To make it clear, in the above example there are \(m\) dot products, each \(\mathbf{a}^\top_i \mathbf{x}\) which is a multiplcation of an \(n\)-sized \(\mathbf{a}^\top_i\) by an \(n\)-sized \(\mathbf{x}\). The result of each dot product is a scalar.

We can think of the multiplication of \(\mathbf{A}\in \mathbb{R}^{m \times n}\) by \(\mathbf{x}\in \mathbb{R}^n\) as a transformation that projects vectors, \(\mathbf{x}\in \mathbb{R}^n\), from \(\mathbb{R}^{n}\) to \(\mathbb{R}^{m}\). Note that the column dimension of \(\mathbf{A}\) must be the same as the dimension of \(\mathbf{x}\).

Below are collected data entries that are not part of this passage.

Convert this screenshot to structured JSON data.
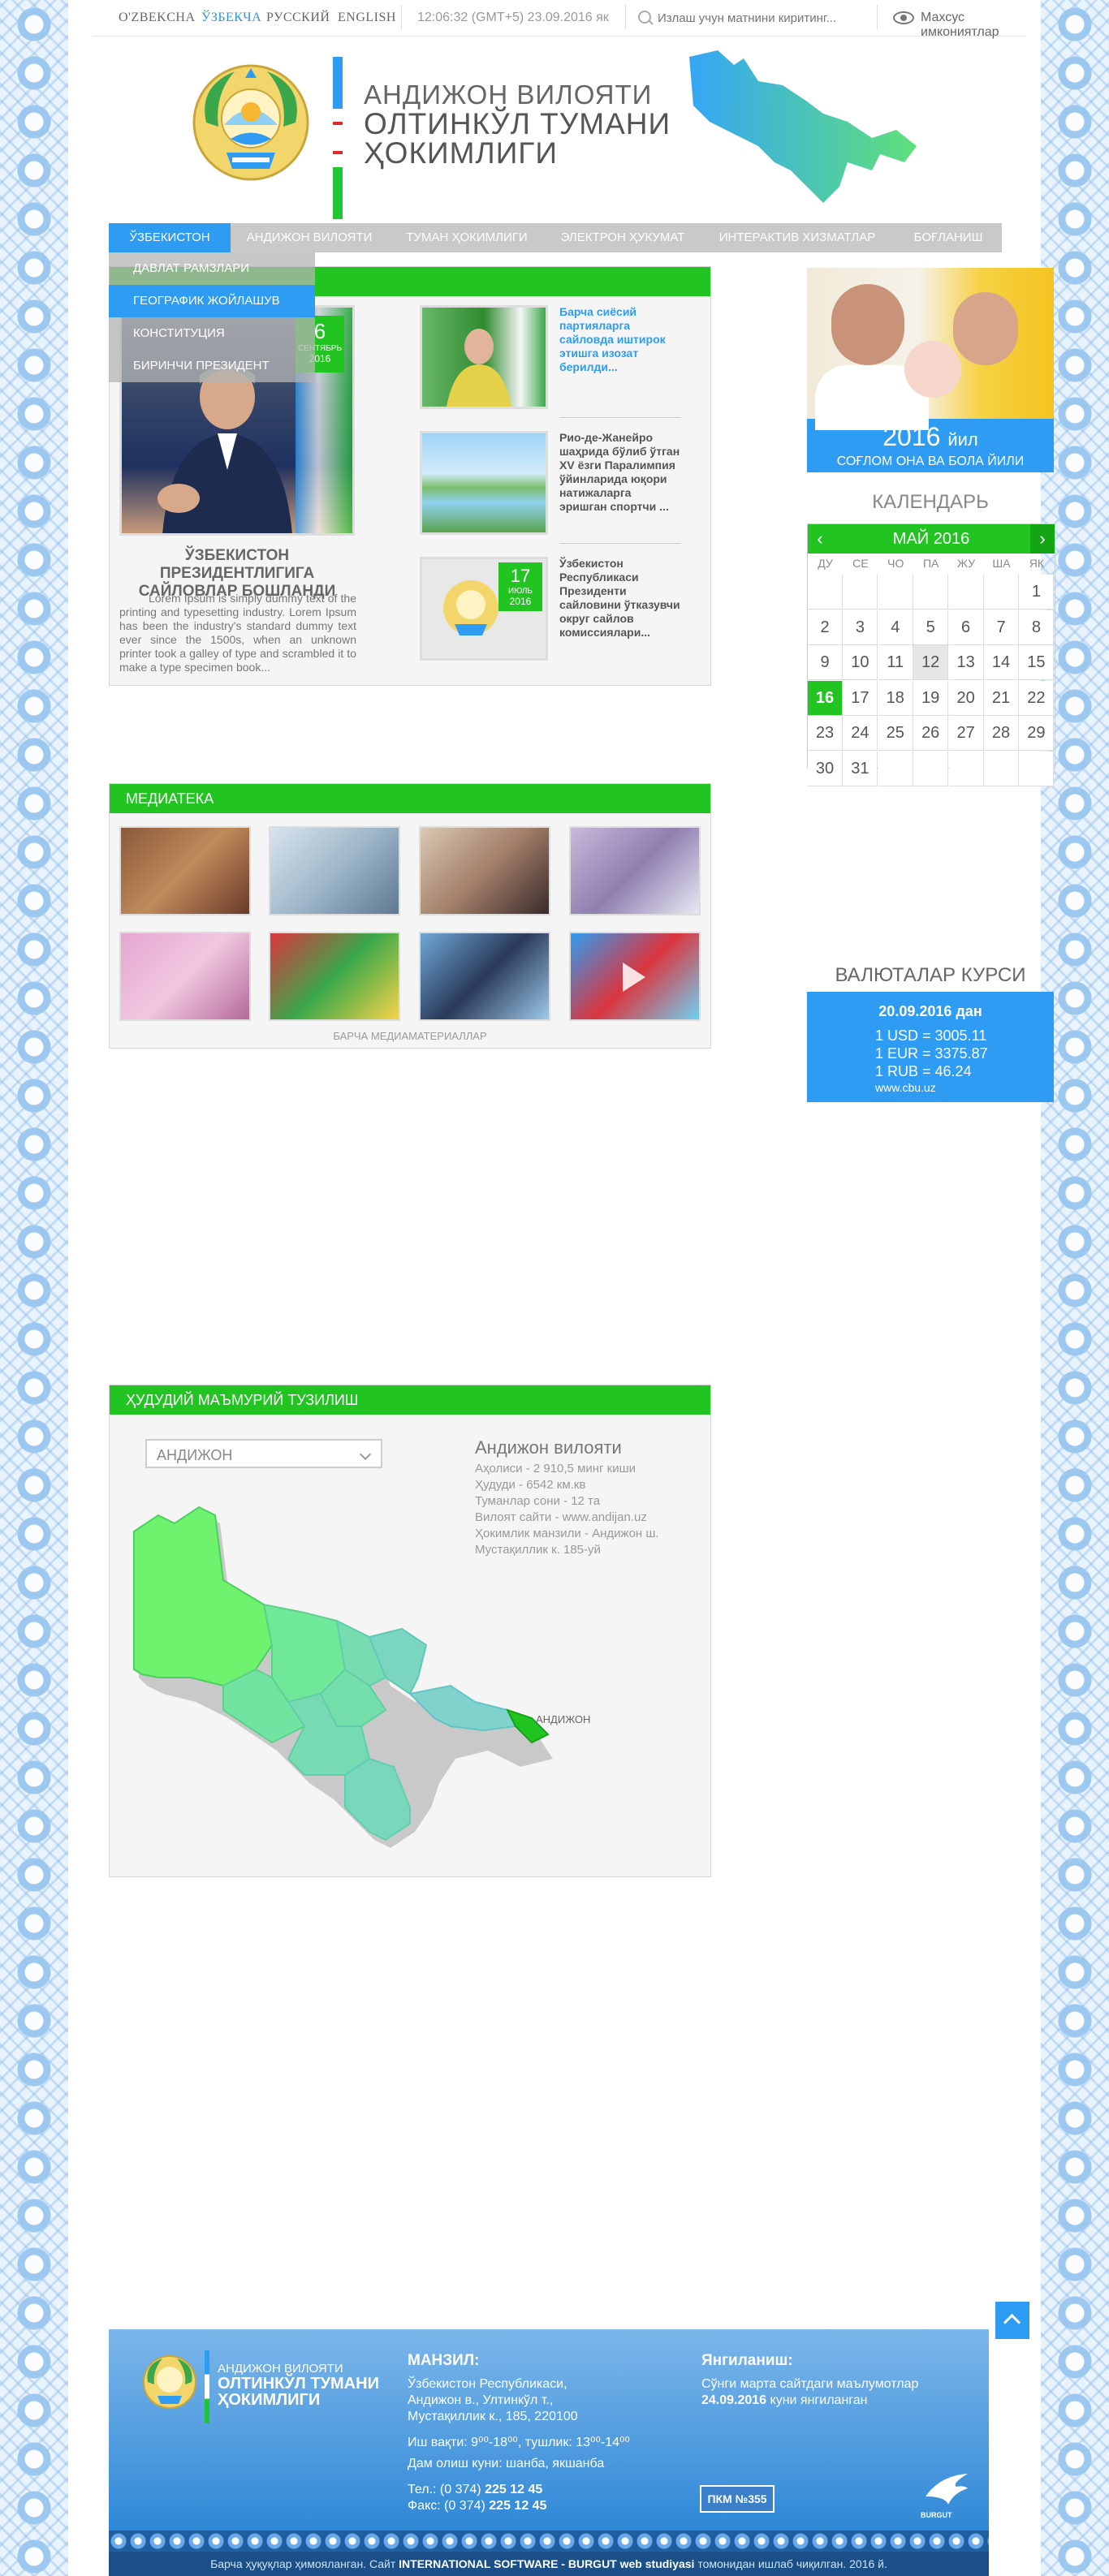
{
  "topbar": {
    "languages": [
      "O'ZBEKCHA",
      "ЎЗБЕКЧА",
      "РУССКИЙ",
      "ENGLISH"
    ],
    "active_language": "ЎЗБЕКЧА",
    "clock": "12:06:32 (GMT+5) 23.09.2016 як",
    "search_placeholder": "Излаш учун матнини киритинг...",
    "special_features": "Махсус имкониятлар"
  },
  "header": {
    "line1": "АНДИЖОН ВИЛОЯТИ",
    "line2": "ОЛТИНКЎЛ ТУМАНИ",
    "line3": "ҲОКИМЛИГИ"
  },
  "nav": {
    "items": [
      "ЎЗБЕКИСТОН",
      "АНДИЖОН ВИЛОЯТИ",
      "ТУМАН ҲОКИМЛИГИ",
      "ЭЛЕКТРОН ҲУКУМАТ",
      "ИНТЕРАКТИВ ХИЗМАТЛАР",
      "БОҒЛАНИШ"
    ],
    "active": "ЎЗБЕКИСТОН",
    "dropdown": [
      "ДАВЛАТ РАМЗЛАРИ",
      "ГЕОГРАФИК ЖОЙЛАШУВ",
      "КОНСТИТУЦИЯ",
      "БИРИНЧИ ПРЕЗИДЕНТ"
    ],
    "dropdown_highlight": "ГЕОГРАФИК ЖОЙЛАШУВ"
  },
  "news": {
    "main": {
      "day": "6",
      "month": "СЕНТЯБРЬ",
      "year": "2016",
      "title": "ЎЗБЕКИСТОН ПРЕЗИДЕНТЛИГИГА САЙЛОВЛАР БОШЛАНДИ",
      "text": "Lorem Ipsum is simply dummy text of the printing and typesetting industry. Lorem Ipsum has been the industry's standard dummy text ever since the 1500s, when an unknown printer took a galley of type and scrambled it to make a type specimen book..."
    },
    "side": [
      {
        "title": "Барча сиёсий партияларга сайловда иштирок этишга изозат берилди..."
      },
      {
        "title": "Рио-де-Жанейро шаҳрида бўлиб ўтган XV ёзги Паралимпия ўйинларида юқори натижаларга эришган спортчи ..."
      },
      {
        "title": "Ўзбекистон Республикаси Президенти сайловини ўтказувчи округ сайлов комиссиялари...",
        "day": "17",
        "month": "ИЮЛЬ",
        "year": "2016"
      }
    ]
  },
  "banner": {
    "year": "2016",
    "year_suffix": "йил",
    "subtitle": "СОҒЛОМ ОНА ВА БОЛА ЙИЛИ"
  },
  "calendar": {
    "title": "КАЛЕНДАРЬ",
    "month_label": "МАЙ 2016",
    "weekdays": [
      "ДУ",
      "СЕ",
      "ЧО",
      "ПА",
      "ЖУ",
      "ША",
      "ЯК"
    ],
    "days": [
      "",
      "",
      "",
      "",
      "",
      "",
      "1",
      "2",
      "3",
      "4",
      "5",
      "6",
      "7",
      "8",
      "9",
      "10",
      "11",
      "12",
      "13",
      "14",
      "15",
      "16",
      "17",
      "18",
      "19",
      "20",
      "21",
      "22",
      "23",
      "24",
      "25",
      "26",
      "27",
      "28",
      "29",
      "30",
      "31",
      "",
      "",
      "",
      "",
      ""
    ],
    "today": "16",
    "highlighted": "12"
  },
  "currency": {
    "title": "ВАЛЮТАЛАР КУРСИ",
    "date": "20.09.2016 дан",
    "rows": [
      "1 USD = 3005.11",
      "1 EUR = 3375.87",
      "1 RUB = 46.24"
    ],
    "source": "www.cbu.uz"
  },
  "media": {
    "title": "МЕДИАТЕКА",
    "all_link": "БАРЧА МЕДИАМАТЕРИАЛЛАР"
  },
  "admin": {
    "title": "ҲУДУДИЙ МАЪМУРИЙ ТУЗИЛИШ",
    "selected_region": "АНДИЖОН",
    "region_name": "Андижон вилояти",
    "facts": [
      "Аҳолиси - 2 910,5 минг киши",
      "Ҳудуди - 6542 км.кв",
      "Туманлар сони - 12 та",
      "Вилоят сайти - www.andijan.uz",
      "Ҳокимлик манзили - Андижон ш.",
      "Мустақиллик к. 185-уй"
    ],
    "map_label": "АНДИЖОН"
  },
  "footer": {
    "logo_line1": "АНДИЖОН ВИЛОЯТИ",
    "logo_line2": "ОЛТИНКЎЛ ТУМАНИ",
    "logo_line3": "ҲОКИМЛИГИ",
    "address_head": "МАНЗИЛ:",
    "address": [
      "Ўзбекистон Республикаси,",
      "Андижон в., Ултинкўл т.,",
      "Мустақиллик к., 185, 220100"
    ],
    "hours": "Иш вақти: 9⁰⁰-18⁰⁰, тушлик: 13⁰⁰-14⁰⁰",
    "days_off": "Дам олиш куни: шанба, якшанба",
    "phone_label": "Тел.: (0 374)",
    "phone": "225 12 45",
    "fax_label": "Факс: (0 374)",
    "fax": "225 12 45",
    "updates_head": "Янгиланиш:",
    "updates_text": "Сўнги марта сайтдаги маълумотлар",
    "updates_date": "24.09.2016",
    "updates_suffix": "куни янгиланган",
    "counter": "ПКМ №355",
    "developer_logo_text": "BURGUT",
    "copyright_pre": "Барча ҳуқуқлар ҳимояланган. Сайт",
    "copyright_bold": "INTERNATIONAL SOFTWARE - BURGUT web studiyasi",
    "copyright_post": "томонидан ишлаб чиқилган. 2016 й."
  },
  "colors": {
    "accent_blue": "#2f9cf3",
    "accent_green": "#21c421",
    "nav_gray": "#c9c9c9"
  }
}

A = np.array([[1, 2], [3, 4], [5, 6]])
x = np.array([1,1])
np.dot(A, x)

array([ 3,  7, 11])

Whereas this is computation results in broadcasting

A*x

array([[1, 2],
       [3, 4],
       [5, 6]])

Next we consider matrix-matrix multiplication. Given two matrices \(\mathbf{A} \in \mathbb{R}^{m \times k}\) and \(\mathbf{B} \in \mathbb{R}^{k \times n}\):

\[\begin{split}\mathbf{A}=\begin{bmatrix} a_{11} & a_{12} & \cdots & a_{1k} \\ a_{21} & a_{22} & \cdots & a_{2k} \\ \vdots & \vdots & \ddots & \vdots \\ a_{m1} & a_{m2} & \cdots & a_{mk} \\ \end{bmatrix},\quad \mathbf{B}=\begin{bmatrix} b_{11} & b_{12} & \cdots & b_{1n} \\ b_{21} & b_{22} & \cdots & b_{2n} \\ \vdots & \vdots & \ddots & \vdots \\ b_{k1} & b_{k2} & \cdots & b_{kn} \\ \end{bmatrix}.\end{split}\]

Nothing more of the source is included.